It’s a whole wild world of green fashion out there, and sometimes it can be hard to know who’s in, who’s out, and who is giving Stella McCartney’s green eco-couture a real run for its money. So we went out into the world of green fashion to pick out some of the coolest, greenest ecofashionistas to follow. Some design the green goods, some write about eco-fashion, but all of them promote the environment, the health of their wearers and the working conditions of people in the fashion industry. And all of them deserve a major shout out for helping the rest of us keep it chic and green!
Gretchen Jones designs MothLove, a rural, western roots inspired line using organic and natural fabrics. Jones tells me that her musings linger from the romantic 1970s aesthetic. Based on minimal and conceptual art principles, MothLove is “ethereal and sexy in its very simplicity.” Bohemian in lifestyle and design, Jones aims to consciously create modern and sustainable designs. In addition, nearly all Jones’ fabrics are environmentally conscious.
Aysia Wright is the founder of Greenloop, an online shopping site providing sustainable fashion made by conscientious companies who are committed to environmental stewardship and social responsibility. An eco-prener at heart, Wright also founded Project Green Search in 2009, which is a campaign aimed to, among other things, inspire people to align their careers with their environmental, social and humanitarian ethics. Wright tells me her personal style is “too casual to qualify (as an ecofashionista), but I enjoy styling others and supporting those designers and brands working based on a triple bottom line principle, grounded in good design.”

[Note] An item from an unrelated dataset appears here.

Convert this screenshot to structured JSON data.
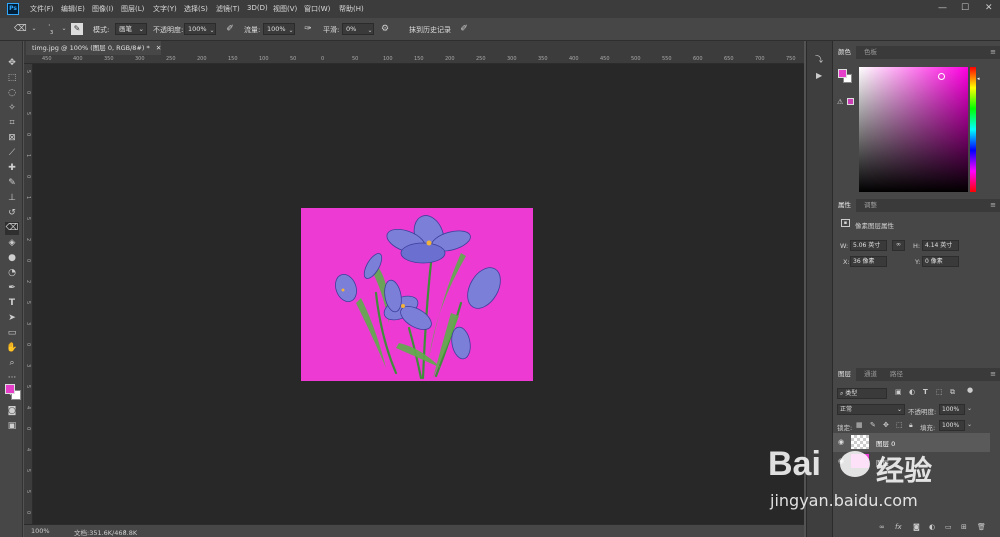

As Publisher and Editor-in-Chief of Coco Eco Magazine, Anna Griffin’s philosophy is simple. As she shares with EcoSalon, “I knew when I launched Coco Eco that there were many women in the world who, given the choice, would choose ethically. What’s exciting is the growth in information, demand, and availability as consumers now take interest in what they are spending on, and where it has come from.” Griffin points out the days of burlap and sandals are long gone, as wearing eco fashion becomes chic and sustainable brands become ever more fashion forward.

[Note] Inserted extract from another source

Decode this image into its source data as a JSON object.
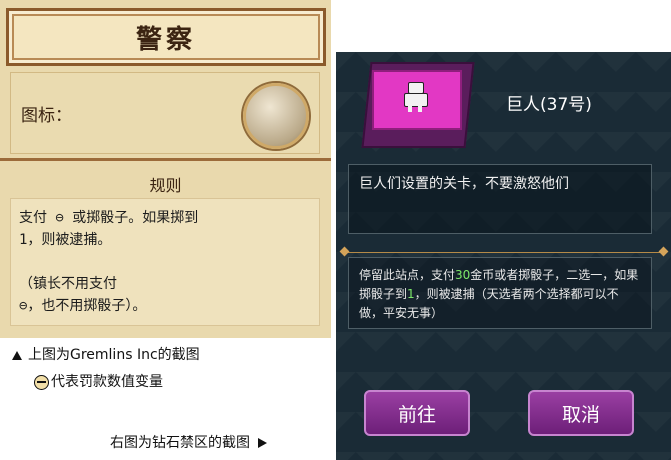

Tracey Forrest owns and runs True Collaborative Fashion, a Portland based showroom that represents independent fashion designers with a conscience. As Tracey explains, “We are not out to save the world, we just like working with companies that try to do things a little better.” The True Collaborative Fashion designers aim to manufacture locally in sweatshop free shops with fair labor practices, use environmentally friendly materials, when available, and help build communities through locally owned small business.

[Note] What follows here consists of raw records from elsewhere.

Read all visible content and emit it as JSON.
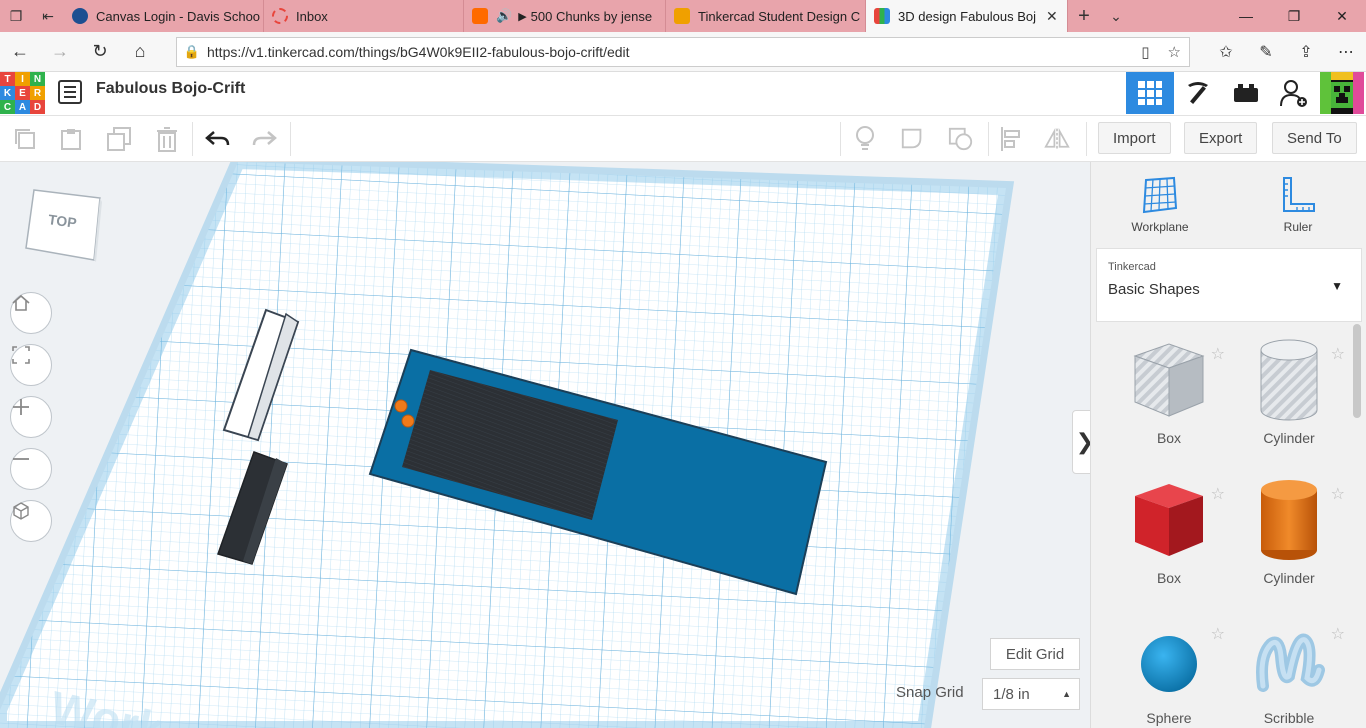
{
  "browser": {
    "tabs": [
      {
        "title": "Canvas Login - Davis Schoo",
        "fav_color": "#1d4f91"
      },
      {
        "title": "Inbox",
        "fav_color": "#e8453c"
      },
      {
        "title": "500 Chunks by jense",
        "fav_color": "#ff6a00",
        "audio": "🔊",
        "play": "▶"
      },
      {
        "title": "Tinkercad Student Design C",
        "fav_color": "#f0a000"
      },
      {
        "title": "3D design Fabulous Boj",
        "fav_color": "#2d8ae0"
      }
    ],
    "url": "https://v1.tinkercad.com/things/bG4W0k9EII2-fabulous-bojo-crift/edit"
  },
  "header": {
    "logo_letters": [
      "T",
      "I",
      "N",
      "K",
      "E",
      "R",
      "C",
      "A",
      "D"
    ],
    "logo_colors": [
      "#e8453c",
      "#f0a000",
      "#2fb24c",
      "#2d8ae0",
      "#e8453c",
      "#f0a000",
      "#2fb24c",
      "#2d8ae0",
      "#e8453c"
    ],
    "design_title": "Fabulous Bojo-Crift"
  },
  "toolbar": {
    "import_label": "Import",
    "export_label": "Export",
    "send_to_label": "Send To"
  },
  "workspace": {
    "view_cube_label": "TOP",
    "workplane_watermark": "Work",
    "edit_grid_label": "Edit Grid",
    "snap_grid_label": "Snap Grid",
    "snap_grid_value": "1/8 in"
  },
  "panel": {
    "workplane_label": "Workplane",
    "ruler_label": "Ruler",
    "library_category": "Tinkercad",
    "library_name": "Basic Shapes",
    "shapes": [
      {
        "label": "Box",
        "kind": "box-hole"
      },
      {
        "label": "Cylinder",
        "kind": "cylinder-hole"
      },
      {
        "label": "Box",
        "kind": "box-solid"
      },
      {
        "label": "Cylinder",
        "kind": "cylinder-solid"
      },
      {
        "label": "Sphere",
        "kind": "sphere"
      },
      {
        "label": "Scribble",
        "kind": "scribble"
      }
    ]
  },
  "colors": {
    "accent": "#2d8ae0",
    "model_blue": "#0a6fa4",
    "dark_panel": "#2c3035",
    "orange": "#f07a1a",
    "red_box": "#d0232a"
  }
}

Josie Maran has modeled for Glamour and Sports Illustrated, and she has appeared in films like The Aviator and Van Helsing. Now, she’s a budding eco-entrepreneur whose eponymous cosmetic line is one of the best on the market. Josie Maran Cosmetics is made up of a 70-piece line for eyes, lips, cheeks, skin and more. It is free of parabens, toxins and petrochemicals, and it contains a large percentage of natural and organic ingredients.
Jasmin Malik Chua
Jasmin Malik Chua is managing editor of Ecouterre, a new site about sustainable fashion brought to us by Inhabitat. But as she modestly tells me, “I’m not a fashion plate by any stretch of the imagination.” Malik Chua favors understated, classic silhouettes that stand the test of time rather than the hot trend du jour. She believes choosing low-impact and preloved fabrics is important, but adds that “building a wardrobe with well-constructed pieces that you’ll relish wearing for years to come is truly sustainable.” You can follow her on Twitter @jasminchua.
Kelly Drennan is the founder of Fashion Takes Action – a social enterprise with a mission to empower the fashion industry with the tools and resources necessary to become sustainable. Despite working as a fashion and lifestyle publicist for more than eight years, Kelly nourishes her inner hippie. An eco-mom to two young daughters, Kelly is inspired to get involved. As she tells it, “We all wear clothes. And if we can each change our shopping behavior – even just in terms of being mindful of the materials used, who makes our clothing, and where, then collectively we can really make a difference.” You can follow Kelly on Twitter @ecofashionista.
Kate McGregor owns and runs Kaight, an eco-boutique located in the heart of New York City. She founded Kaight in 2006 to satisfy her own cravings for beautiful, stylish clothing and accessories made from organic and sustainable materials. As she tells me, “It has been an incredible journey and I’m thrilled that more and more attention is being devoted to being conscientious.” Kate also writes for the store blog.